I've always had mixed feelings about the idea of traveling alone. It seemed thrilling to simply be free to wander and explore without having to ask what others are interested in doing but it also seemed scary and lonely not to have someone there to help read maps and eat dinner with. Sure I've traveled short-term to places by myself within the United States. But going alone to a completely different country where I didn't speak the language seemed like a disaster waiting to happen.
Thankfully, it wasn't. It was an incredible opportunity that I'm grateful to have had. Luxembourg was never a country I would have picked to visit. It's tiny. Not many people have heard of it. Those who have heard of it seem to commonly think it's a city in another country rather than a country itself. But I think it's lackluster reputation almost made it more exciting. There's something intriguing and endearing about going off the beaten path. Plus it's where this conference was so it's not like I had a choice in the matter.

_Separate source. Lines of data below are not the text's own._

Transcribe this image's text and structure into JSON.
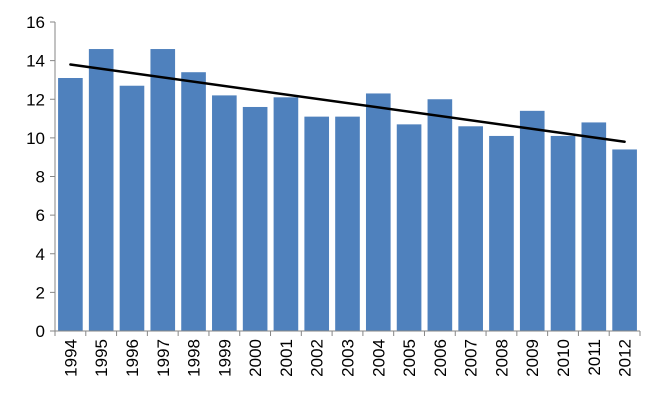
{
  "chart_data": {
    "type": "bar",
    "title": "",
    "xlabel": "",
    "ylabel": "",
    "categories": [
      "1994",
      "1995",
      "1996",
      "1997",
      "1998",
      "1999",
      "2000",
      "2001",
      "2002",
      "2003",
      "2004",
      "2005",
      "2006",
      "2007",
      "2008",
      "2009",
      "2010",
      "2011",
      "2012"
    ],
    "values": [
      13.1,
      14.6,
      12.7,
      14.6,
      13.4,
      12.2,
      11.6,
      12.1,
      11.1,
      11.1,
      12.3,
      10.7,
      12.0,
      10.6,
      10.1,
      11.4,
      10.1,
      10.8,
      9.4
    ],
    "ylim": [
      0,
      16
    ],
    "yticks": [
      0,
      2,
      4,
      6,
      8,
      10,
      12,
      14,
      16
    ],
    "grid": false,
    "legend": "none",
    "bar_color": "#4F81BD",
    "trendline": {
      "type": "linear",
      "start_value": 13.8,
      "end_value": 9.8,
      "color": "#000000"
    }
  }
}
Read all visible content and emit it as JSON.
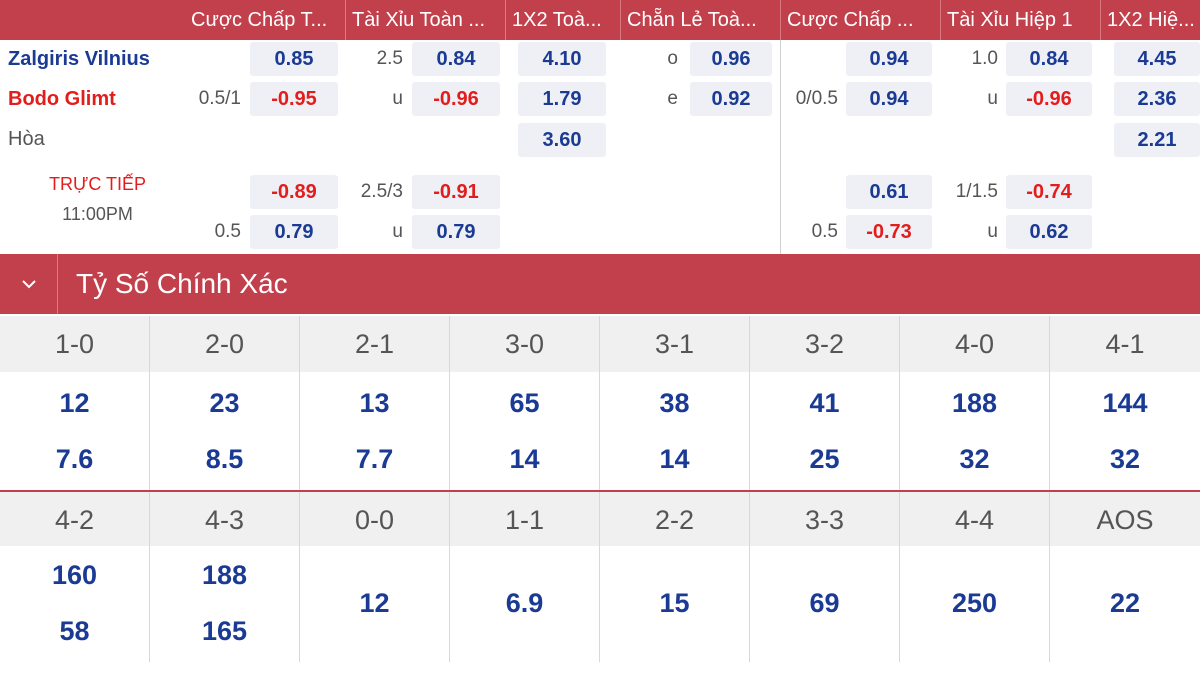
{
  "header": {
    "columns": [
      "Cược Chấp T...",
      "Tài Xỉu Toàn ...",
      "1X2 Toà...",
      "Chẵn Lẻ Toà...",
      "Cược Chấp ...",
      "Tài Xỉu Hiệp 1",
      "1X2 Hiệ..."
    ]
  },
  "match": {
    "home": "Zalgiris Vilnius",
    "away": "Bodo Glimt",
    "draw": "Hòa",
    "live_label": "TRỰC TIẾP",
    "time": "11:00PM"
  },
  "odds": {
    "ft_handicap": {
      "line": "0.5/1",
      "home": "0.85",
      "away": "-0.95"
    },
    "ft_overunder": {
      "line": "2.5",
      "over": "0.84",
      "under_label": "u",
      "under": "-0.96"
    },
    "ft_1x2": {
      "home": "4.10",
      "away": "1.79",
      "draw": "3.60"
    },
    "ft_oddeven": {
      "odd_label": "o",
      "odd": "0.96",
      "even_label": "e",
      "even": "0.92"
    },
    "h1_handicap": {
      "line": "0/0.5",
      "home": "0.94",
      "away": "0.94"
    },
    "h1_overunder": {
      "line": "1.0",
      "over": "0.84",
      "under_label": "u",
      "under": "-0.96"
    },
    "h1_1x2": {
      "home": "4.45",
      "away": "2.36",
      "draw": "2.21"
    },
    "alt_ft_handicap": {
      "line": "0.5",
      "home": "-0.89",
      "away": "0.79"
    },
    "alt_ft_overunder": {
      "line": "2.5/3",
      "over": "-0.91",
      "under_label": "u",
      "under": "0.79"
    },
    "alt_h1_handicap": {
      "line": "0.5",
      "home": "0.61",
      "away": "-0.73"
    },
    "alt_h1_overunder": {
      "line": "1/1.5",
      "over": "-0.74",
      "under_label": "u",
      "under": "0.62"
    }
  },
  "correct_score": {
    "title": "Tỷ Số Chính Xác",
    "row1": [
      {
        "score": "1-0",
        "home": "12",
        "away": "7.6"
      },
      {
        "score": "2-0",
        "home": "23",
        "away": "8.5"
      },
      {
        "score": "2-1",
        "home": "13",
        "away": "7.7"
      },
      {
        "score": "3-0",
        "home": "65",
        "away": "14"
      },
      {
        "score": "3-1",
        "home": "38",
        "away": "14"
      },
      {
        "score": "3-2",
        "home": "41",
        "away": "25"
      },
      {
        "score": "4-0",
        "home": "188",
        "away": "32"
      },
      {
        "score": "4-1",
        "home": "144",
        "away": "32"
      }
    ],
    "row2": [
      {
        "score": "4-2",
        "home": "160",
        "away": "58"
      },
      {
        "score": "4-3",
        "home": "188",
        "away": "165"
      },
      {
        "score": "0-0",
        "single": "12"
      },
      {
        "score": "1-1",
        "single": "6.9"
      },
      {
        "score": "2-2",
        "single": "15"
      },
      {
        "score": "3-3",
        "single": "69"
      },
      {
        "score": "4-4",
        "single": "250"
      },
      {
        "score": "AOS",
        "single": "22"
      }
    ]
  },
  "colors": {
    "brand_red": "#c1404c",
    "odds_blue": "#1a3a94",
    "odds_negative": "#e31c1c",
    "cell_bg": "#eef0f5"
  },
  "icons": {
    "section_toggle": "chevron-down-icon"
  }
}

The conference was held at a small but beautiful castle in Differdange, which is right near the French/Luxembourg border (the closest AirBnB that I could find was actually in France). It was the smallest conference I had ever been to but I actually liked it a lot more because it gave me more opportunities to talk to the other presenters, ask questions, and get feedback on my own work. Once the conference was over, I finally had sometime to explore Luxembourg City. The first thing I did was walk through the Valley of the Petrusse, which is basically a giant park in a giant valley with the city on either side. It was probably one of the most beautiful, surreal, and bizarre parks I've ever been in. The fall leaves made it even more incredible. I tried oh so hard to get a picture that captured how amazing it was, but nothing did it justice.
After this amazing trip, I discovered that traveling alone is pretty great (though, there are always advantages to being able to split costs with a travel companion). It gives you time to day-dream, reflect, relax, explore, and so much more all at your own pace. Sitting down at a restaurant and eat dinner by yourself may be stigmatized but learning to be okay with simply enjoying your own company is precious.